Biden appoints team to manage U.S. monkeypox response as outbreak grows

the president Joe Biden On Tuesday, a team of disaster management and health officials was appointed to lead the US response to the monkeypox outbreak as infections continue to rise.

Biden appointed Robert Fenton, administrator of the Federal Emergency Management Agency, to lead the U.S. effort to contain the outbreak. Fenton currently leads the FEMA region, which includes California, one of the states most affected by monkeypox.

The President has appointed Demeter Daskalakis, director of HIV prevention at the Centers for Disease Control and Prevention, as Deputy Coordinator for the US Monkeypox Response. According to the White House, Daskalakis is an expert on health issues affecting the LGBT community.

Fenton and Daskalakis will work with state and local governments to make sure they have enough tests, vaccines and antivirals to fight the virus, the White House said. They will also assist in efforts to educate the public about how the virus spreads.

Nearly 6,000 cases of monkeypox have been reported in the United States in 48 states, Washington, and Puerto Rico, according to the Centers for Disease Control and Prevention. The outbreak has spread rapidly since Boston health authorities confirmed the first U.S. case in May.

California, Illinois and New York, home to the nation’s three largest cities, are the hardest hit states. Governors of all three states state of emergency declared in response to the outbreak.

The pace of federal efforts to contain the outbreak has drawn criticism from lawmakers in Congress and local communities. But Health and Human Services Secretary Xavier Becerra said last week that the federal government had done its best to ramp up resources.

To date, the US has delivered more than 330,000 doses of monkeypox vaccine, and on Friday, HHS offered 786,000 more doses to state and local governments. Demand for vaccines outpaced supply as the outbreak grew, leading to long lines at clinics and protests in some cities.

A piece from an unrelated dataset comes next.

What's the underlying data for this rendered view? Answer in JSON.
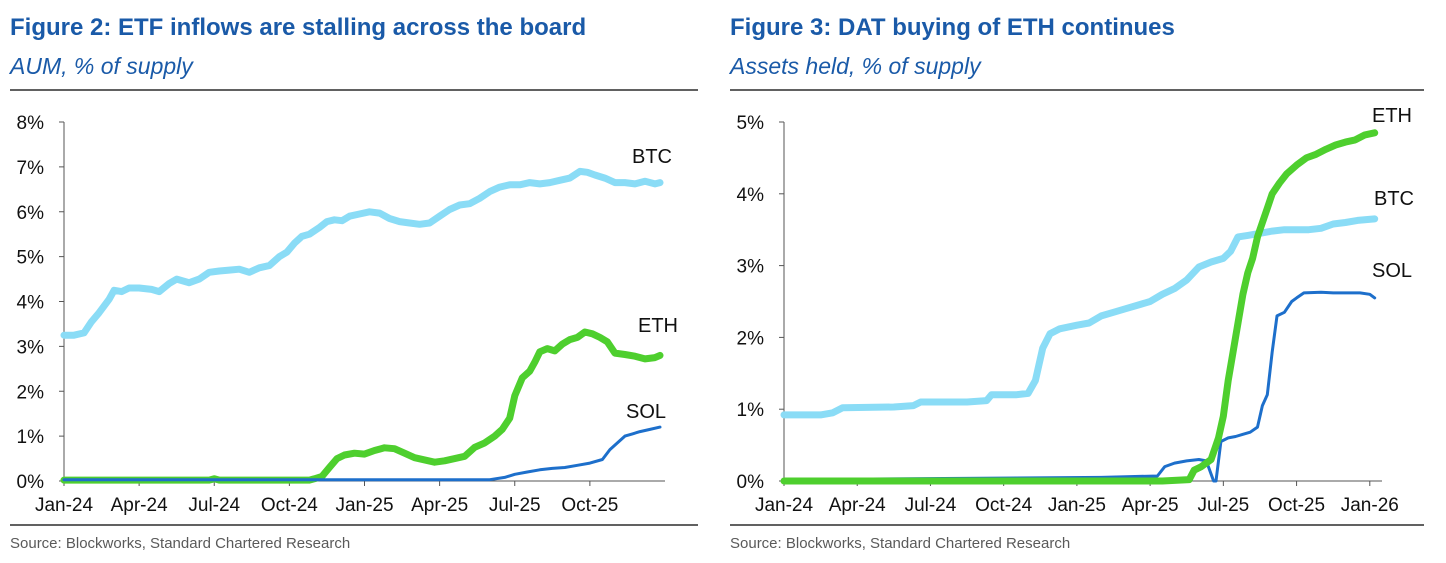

Gay and bisexual men are currently at the greatest risk of infection, although public health officials have repeatedly stressed that anyone can contract monkeypox through close physical contact with someone who has a rash from the disease, or through contact with contaminated materials such as like towels and sheets. .

Monkeypox is rarely fatal, and so far no deaths have been reported in the US. But some patients suffer excruciating pain due to the rash caused by the virus. Last week, World Health Organization officials said that roughly 10% of all patients with the virus are hospitalized for pain and to isolate themselves from others. Currently, monkeypox is mainly spread through skin contact during sex.